Scientists at the Wellcome Trust Genome Campus are currently making the largest single contribution to the Human Genome Project and hope to have sequenced over a sixth of the human genome by the year 2002. This book describes the Campus, at Hinxton in Cambridgeshire, and the work being done there. It also includes a short biography of Sir Henry Wellcome whose legacy led to the foundation of the Trust and a chapter on the history of Hinxton which archaeological finds on the site of the Campus show was once a thriving Anglo-Saxon settlement.
The final chapter "Modern genetics in perspective" is an account of mankind’s attempts to understand illness from classical times to the present day. Galton is mentioned, rather briefly considering his seminal contributions to human genetics. The suggestion, at the end, that the 21st century could be the age when the burden of genetic disorders is finally lifted from mankind seems rather optimistic.

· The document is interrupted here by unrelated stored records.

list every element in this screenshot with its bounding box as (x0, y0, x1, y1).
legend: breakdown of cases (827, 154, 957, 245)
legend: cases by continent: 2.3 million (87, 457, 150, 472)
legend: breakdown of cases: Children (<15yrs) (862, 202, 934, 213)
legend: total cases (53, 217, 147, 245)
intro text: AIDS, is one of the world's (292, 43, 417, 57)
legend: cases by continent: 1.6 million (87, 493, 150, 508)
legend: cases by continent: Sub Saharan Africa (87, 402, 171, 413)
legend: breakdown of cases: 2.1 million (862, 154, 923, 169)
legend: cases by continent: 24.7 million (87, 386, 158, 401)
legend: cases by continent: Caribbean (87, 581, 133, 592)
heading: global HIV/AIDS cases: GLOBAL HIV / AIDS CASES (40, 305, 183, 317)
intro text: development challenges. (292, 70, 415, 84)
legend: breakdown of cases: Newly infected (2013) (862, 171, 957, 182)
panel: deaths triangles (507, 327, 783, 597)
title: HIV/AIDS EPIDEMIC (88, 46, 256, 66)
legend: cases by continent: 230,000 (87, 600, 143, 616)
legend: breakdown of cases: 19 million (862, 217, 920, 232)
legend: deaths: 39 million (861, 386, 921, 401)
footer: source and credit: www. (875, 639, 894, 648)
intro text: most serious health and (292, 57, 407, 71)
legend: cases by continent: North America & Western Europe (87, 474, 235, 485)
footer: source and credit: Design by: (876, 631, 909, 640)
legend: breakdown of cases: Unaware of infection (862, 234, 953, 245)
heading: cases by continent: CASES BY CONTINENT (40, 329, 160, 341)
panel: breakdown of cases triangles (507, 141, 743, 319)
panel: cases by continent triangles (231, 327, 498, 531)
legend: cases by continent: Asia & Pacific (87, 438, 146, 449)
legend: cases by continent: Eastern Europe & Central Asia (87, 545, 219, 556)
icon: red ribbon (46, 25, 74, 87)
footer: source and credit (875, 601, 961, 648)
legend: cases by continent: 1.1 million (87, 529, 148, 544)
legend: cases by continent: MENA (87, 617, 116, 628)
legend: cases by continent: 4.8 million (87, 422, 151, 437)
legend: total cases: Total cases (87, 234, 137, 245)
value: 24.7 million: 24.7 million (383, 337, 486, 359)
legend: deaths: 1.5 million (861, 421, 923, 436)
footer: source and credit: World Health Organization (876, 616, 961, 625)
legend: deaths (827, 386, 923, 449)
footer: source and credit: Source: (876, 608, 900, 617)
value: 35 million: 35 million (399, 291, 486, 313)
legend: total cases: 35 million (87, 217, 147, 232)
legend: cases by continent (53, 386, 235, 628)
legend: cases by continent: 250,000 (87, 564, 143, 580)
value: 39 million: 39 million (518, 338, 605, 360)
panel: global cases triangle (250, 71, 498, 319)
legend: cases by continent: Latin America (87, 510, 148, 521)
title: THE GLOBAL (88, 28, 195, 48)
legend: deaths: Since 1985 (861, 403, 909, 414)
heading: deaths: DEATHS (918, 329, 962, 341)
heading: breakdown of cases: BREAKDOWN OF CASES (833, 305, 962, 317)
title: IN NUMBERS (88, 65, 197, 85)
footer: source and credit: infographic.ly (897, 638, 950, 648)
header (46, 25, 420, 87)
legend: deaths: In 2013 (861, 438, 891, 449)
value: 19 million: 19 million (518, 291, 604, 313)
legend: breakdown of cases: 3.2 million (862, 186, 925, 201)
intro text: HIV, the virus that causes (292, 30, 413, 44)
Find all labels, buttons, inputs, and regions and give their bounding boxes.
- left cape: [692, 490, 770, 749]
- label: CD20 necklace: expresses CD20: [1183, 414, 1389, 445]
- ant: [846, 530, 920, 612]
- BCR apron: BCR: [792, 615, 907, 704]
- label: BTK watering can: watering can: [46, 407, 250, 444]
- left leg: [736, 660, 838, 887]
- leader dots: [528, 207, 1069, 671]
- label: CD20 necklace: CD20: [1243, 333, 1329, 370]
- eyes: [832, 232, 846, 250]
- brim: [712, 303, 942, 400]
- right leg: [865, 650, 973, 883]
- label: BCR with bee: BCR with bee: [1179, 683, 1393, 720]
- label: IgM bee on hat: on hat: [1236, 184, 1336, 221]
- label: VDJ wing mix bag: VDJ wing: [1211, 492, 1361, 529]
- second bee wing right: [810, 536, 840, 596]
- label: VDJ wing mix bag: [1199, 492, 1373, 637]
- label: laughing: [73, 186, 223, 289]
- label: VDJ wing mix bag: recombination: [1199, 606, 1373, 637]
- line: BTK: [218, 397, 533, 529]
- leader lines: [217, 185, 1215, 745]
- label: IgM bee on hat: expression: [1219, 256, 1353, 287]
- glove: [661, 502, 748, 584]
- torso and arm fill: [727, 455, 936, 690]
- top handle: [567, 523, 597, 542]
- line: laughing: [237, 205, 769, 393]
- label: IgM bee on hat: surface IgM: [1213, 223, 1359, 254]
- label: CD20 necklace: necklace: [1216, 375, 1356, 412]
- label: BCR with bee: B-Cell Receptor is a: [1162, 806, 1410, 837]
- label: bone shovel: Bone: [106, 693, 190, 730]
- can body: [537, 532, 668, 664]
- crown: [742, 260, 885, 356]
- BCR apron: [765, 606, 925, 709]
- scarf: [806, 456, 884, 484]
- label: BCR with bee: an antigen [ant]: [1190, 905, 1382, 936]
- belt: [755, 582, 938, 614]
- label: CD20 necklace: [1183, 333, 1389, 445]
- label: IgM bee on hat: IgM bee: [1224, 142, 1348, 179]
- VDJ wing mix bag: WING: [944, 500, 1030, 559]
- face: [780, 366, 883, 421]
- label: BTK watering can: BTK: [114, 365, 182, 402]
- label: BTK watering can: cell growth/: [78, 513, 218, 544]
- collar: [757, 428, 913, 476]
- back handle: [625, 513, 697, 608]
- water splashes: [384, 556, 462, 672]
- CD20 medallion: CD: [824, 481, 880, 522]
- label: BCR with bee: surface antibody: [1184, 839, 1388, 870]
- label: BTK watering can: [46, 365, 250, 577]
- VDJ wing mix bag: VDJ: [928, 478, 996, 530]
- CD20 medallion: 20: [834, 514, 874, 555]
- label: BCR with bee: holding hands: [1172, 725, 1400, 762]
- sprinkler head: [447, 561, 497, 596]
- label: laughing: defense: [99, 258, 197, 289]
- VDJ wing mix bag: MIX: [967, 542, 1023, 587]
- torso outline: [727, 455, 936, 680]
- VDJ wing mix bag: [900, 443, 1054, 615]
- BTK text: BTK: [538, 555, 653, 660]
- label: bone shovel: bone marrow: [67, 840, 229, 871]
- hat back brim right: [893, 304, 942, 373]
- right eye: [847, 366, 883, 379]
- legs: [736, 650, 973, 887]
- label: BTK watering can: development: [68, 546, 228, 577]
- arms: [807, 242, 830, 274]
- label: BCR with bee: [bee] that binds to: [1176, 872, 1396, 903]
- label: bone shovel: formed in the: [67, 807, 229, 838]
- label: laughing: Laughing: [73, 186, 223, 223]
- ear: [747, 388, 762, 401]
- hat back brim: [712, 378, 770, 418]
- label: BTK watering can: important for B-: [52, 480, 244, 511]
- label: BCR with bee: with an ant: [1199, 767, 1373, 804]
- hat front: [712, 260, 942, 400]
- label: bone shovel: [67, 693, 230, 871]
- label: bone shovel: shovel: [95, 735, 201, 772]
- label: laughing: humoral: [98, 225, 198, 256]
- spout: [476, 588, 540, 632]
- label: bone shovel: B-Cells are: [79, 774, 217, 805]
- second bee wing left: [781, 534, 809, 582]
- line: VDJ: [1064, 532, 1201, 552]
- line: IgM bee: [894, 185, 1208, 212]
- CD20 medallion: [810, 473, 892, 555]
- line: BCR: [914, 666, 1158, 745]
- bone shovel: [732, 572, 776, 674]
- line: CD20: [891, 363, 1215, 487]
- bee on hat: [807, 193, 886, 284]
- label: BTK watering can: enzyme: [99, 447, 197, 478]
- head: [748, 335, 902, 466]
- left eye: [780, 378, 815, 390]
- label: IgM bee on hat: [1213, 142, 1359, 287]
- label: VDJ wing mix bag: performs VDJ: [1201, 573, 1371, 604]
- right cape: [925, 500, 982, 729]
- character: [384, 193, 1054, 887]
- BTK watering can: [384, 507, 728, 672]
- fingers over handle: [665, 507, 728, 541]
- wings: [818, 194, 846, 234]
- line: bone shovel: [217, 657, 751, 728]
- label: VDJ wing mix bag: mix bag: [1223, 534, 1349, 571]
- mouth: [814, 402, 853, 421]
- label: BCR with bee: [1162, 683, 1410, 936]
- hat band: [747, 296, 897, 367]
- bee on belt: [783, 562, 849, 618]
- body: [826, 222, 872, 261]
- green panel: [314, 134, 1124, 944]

Mutations will continue to occur and the possible build-up of deleterious genes in the population as a result of treatments for genetic disorders could well be a danger in itself.
The illustrations are many and superb, and alone worth the price. Included in them is an embroidery produced by the Eugenics Society to explain Mendel’s Law. I would have liked an index but this is a small criticism and the Wellcome Trust is to be congratulated on publishing such an inexpensive, but far from cheaply produced, book which is well worth reading.